Shallow Clone vs Deep Clone

When we do the Shallow copy using the spread(…) and Object.assign it doesn’t work for nested object. A shallow copy means the first level is copied, deeper levels are referenced.

const nestedObject = {animal: '🐶', property: {color: 'black'}};

const shallowCloneObj = { ...nestedObject };
shallowCloneObj.property.color = 'white';

console.log(shallowCloneObj); 
// {animal: '🐶', property: {color: 'white'}};
console.log(nestedObject);    
// {animal: '🐶', property: {color: 'white'}}; <-- ☹️

Let’s take the same example but applying a deep copy using “JSON”
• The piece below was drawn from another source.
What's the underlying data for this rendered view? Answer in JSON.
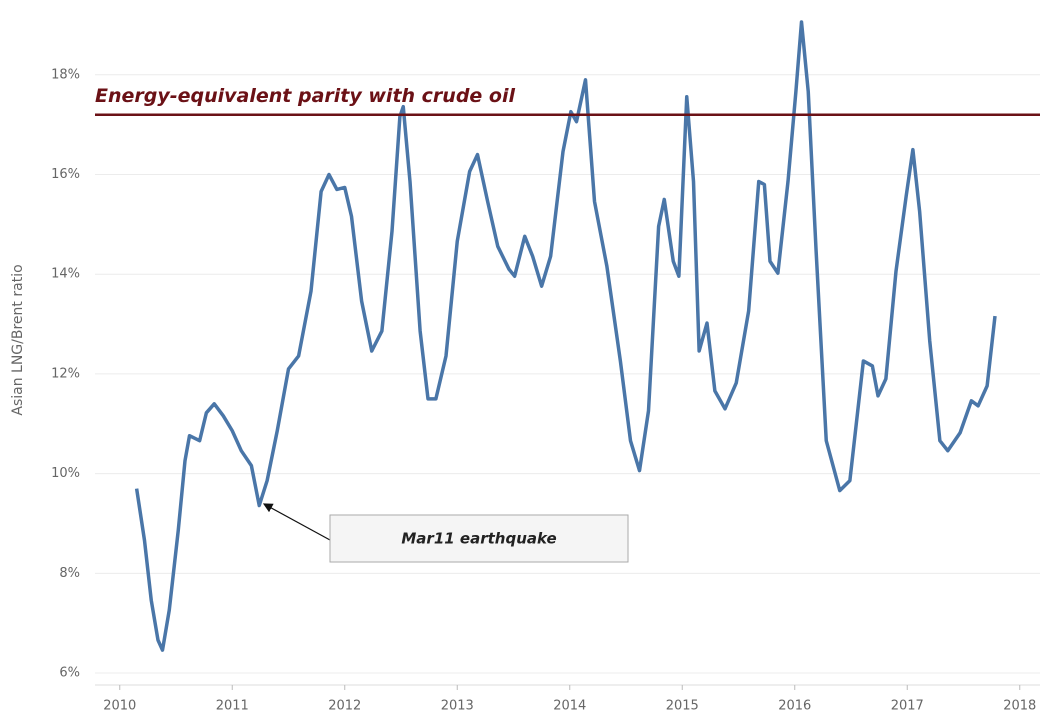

const nestedObject = {animal: '🐶', property: {color: 'black'}};

const shallowCloneObj = JSON.parse(JSON.stringify(nestedObject));
shallowCloneObj.property.color = 'white';

console.log(shallowCloneObj); 
// {animal: '🐶', property: {color: 'white'}};
console.log(nestedObject);    
// {animal: '🐶', property: {color: 'black'}}; <-- 👍

As we see, the deep copy is a true copy for nested objects. Often time shallow copy is good enough, you don’t really need a deep copy.

See also  Defining variables inside the If statement in JavaScript

It’s all up to you, is it fine to mutate your original object then you can go with shallow copy. Otherwise, you can use deep copy.